If you're one of the shrinking number of consumers planning to shop for a Harley-Davidson (NYSE:HOG) at some point this year, don't be surprised to see limited inventory once you can finally step foot in a dealership again. The company says restarted production facilities aren't racing back to their full capacity. Around 70% of Harley dealers aren't expected to receive any more new motorcycles this year. That's alright by Harley, however, as the scarcity should ultimately improve the brand's image of exclusivity.
That's the theory anyway. The reality is the plan may ultimately backfire. Harley-Davidson doesn't need more admiration from consumers. It needs to sell more motorcycles. The typical high price for your average "hog" makes the company's bikes too exclusive as it is.
What they said
Harley-Davidson's relatively new CEO Jochen Zeitz has been alluding to the idea since he took over as the interim chief in March. Most notably, during the company's April earnings call, Zeitz explained the company will "prioritize the markets that matter." He added, "We'll narrow our focus, time, and energy in the most critical countries and market segments that can move the needle for us today."

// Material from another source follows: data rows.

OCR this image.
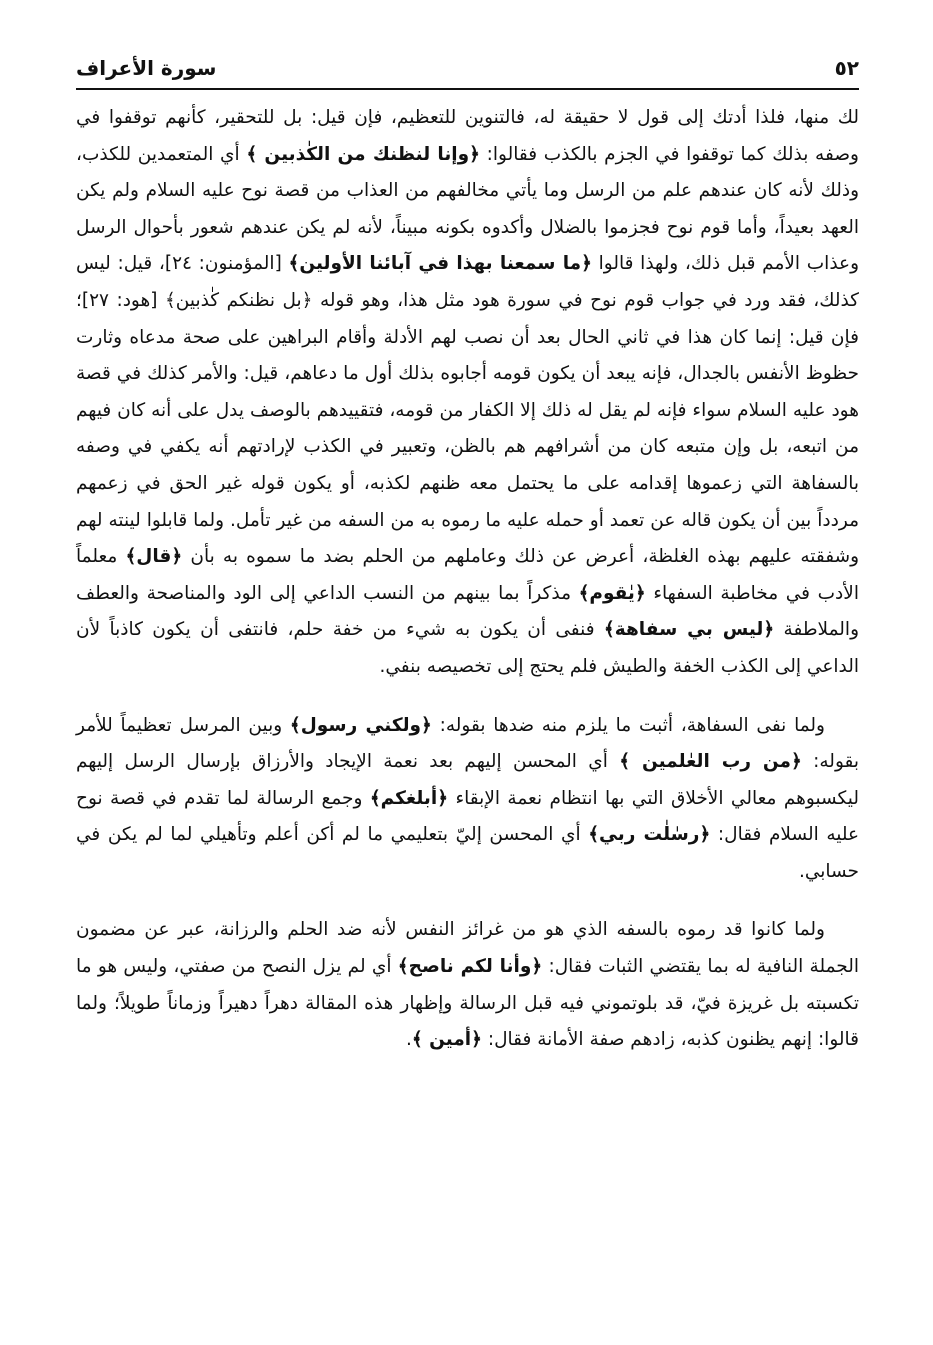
٥٢
سورة الأعراف

لك منها، فلذا أدتك إلى قول لا حقيقة له، فالتنوين للتعظيم، فإن قيل: بل للتحقير، كأنهم توقفوا في وصفه بذلك كما توقفوا في الجزم بالكذب فقالوا: ﴿وإنا لنظنك من الكٰذبين ﴾ أي المتعمدين للكذب، وذلك لأنه كان عندهم علم من الرسل وما يأتي مخالفهم من العذاب من قصة نوح عليه السلام ولم يكن العهد بعيداً، وأما قوم نوح فجزموا بالضلال وأكدوه بكونه مبيناً، لأنه لم يكن عندهم شعور بأحوال الرسل وعذاب الأمم قبل ذلك، ولهذا قالوا ﴿ما سمعنا بهذا في آبائنا الأولين﴾ [المؤمنون: ٢٤]، قيل: ليس كذلك، فقد ورد في جواب قوم نوح في سورة هود مثل هذا، وهو قوله ﴿بل نظنكم كٰذبين﴾ [هود: ٢٧]؛ فإن قيل: إنما كان هذا في ثاني الحال بعد أن نصب لهم الأدلة وأقام البراهين على صحة مدعاه وثارت حظوظ الأنفس بالجدال، فإنه يبعد أن يكون قومه أجابوه بذلك أول ما دعاهم، قيل: والأمر كذلك في قصة هود عليه السلام سواء فإنه لم يقل له ذلك إلا الكفار من قومه، فتقييدهم بالوصف يدل على أنه كان فيهم من اتبعه، بل وإن متبعه كان من أشرافهم هم بالظن، وتعبير في الكذب لإرادتهم أنه يكفي في وصفه بالسفاهة التي زعموها إقدامه على ما يحتمل معه ظنهم لكذبه، أو يكون قوله غير الحق في زعمهم مردداً بين أن يكون قاله عن تعمد أو حمله عليه ما رموه به من السفه من غير تأمل. ولما قابلوا لينته لهم وشفقته عليهم بهذه الغلظة، أعرض عن ذلك وعاملهم من الحلم بضد ما سموه به بأن ﴿قال﴾ معلماً الأدب في مخاطبة السفهاء ﴿يٰقوم﴾ مذكراً بما بينهم من النسب الداعي إلى الود والمناصحة والعطف والملاطفة ﴿ليس بي سفاهة﴾ فنفى أن يكون به شيء من خفة حلم، فانتفى أن يكون كاذباً لأن الداعي إلى الكذب الخفة والطيش فلم يحتج إلى تخصيصه بنفي.

ولما نفى السفاهة، أثبت ما يلزم منه ضدها بقوله: ﴿ولكني رسول﴾ وبين المرسل تعظيماً للأمر بقوله: ﴿من رب العٰلمين ﴾ أي المحسن إليهم بعد نعمة الإيجاد والأرزاق بإرسال الرسل إليهم ليكسبوهم معالي الأخلاق التي بها انتظام نعمة الإبقاء ﴿أبلغكم﴾ وجمع الرسالة لما تقدم في قصة نوح عليه السلام فقال: ﴿رسٰلٰت ربي﴾ أي المحسن إليّ بتعليمي ما لم أكن أعلم وتأهيلي لما لم يكن في حسابي.

ولما كانوا قد رموه بالسفه الذي هو من غرائز النفس لأنه ضد الحلم والرزانة، عبر عن مضمون الجملة النافية له بما يقتضي الثبات فقال: ﴿وأنا لكم ناصح﴾ أي لم يزل النصح من صفتي، وليس هو ما تكسبته بل غريزة فيّ، قد بلوتموني فيه قبل الرسالة وإظهار هذه المقالة دهراً دهيراً وزماناً طويلاً؛ ولما قالوا: إنهم يظنون كذبه، زادهم صفة الأمانة فقال: ﴿أمين ﴾.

It was difficult to ferret out at the time, but in just the past several weeks, investors have watched Harley-Davidson scale back a bit on previous CEO Matt Levatich's plan to launch smaller and lower-cost bikes, particularly overseas. His long-term goal was to drive international sales to half of the company's revenue by 2027, but Zeitz may or may not be on board with his predecessor's global ambition.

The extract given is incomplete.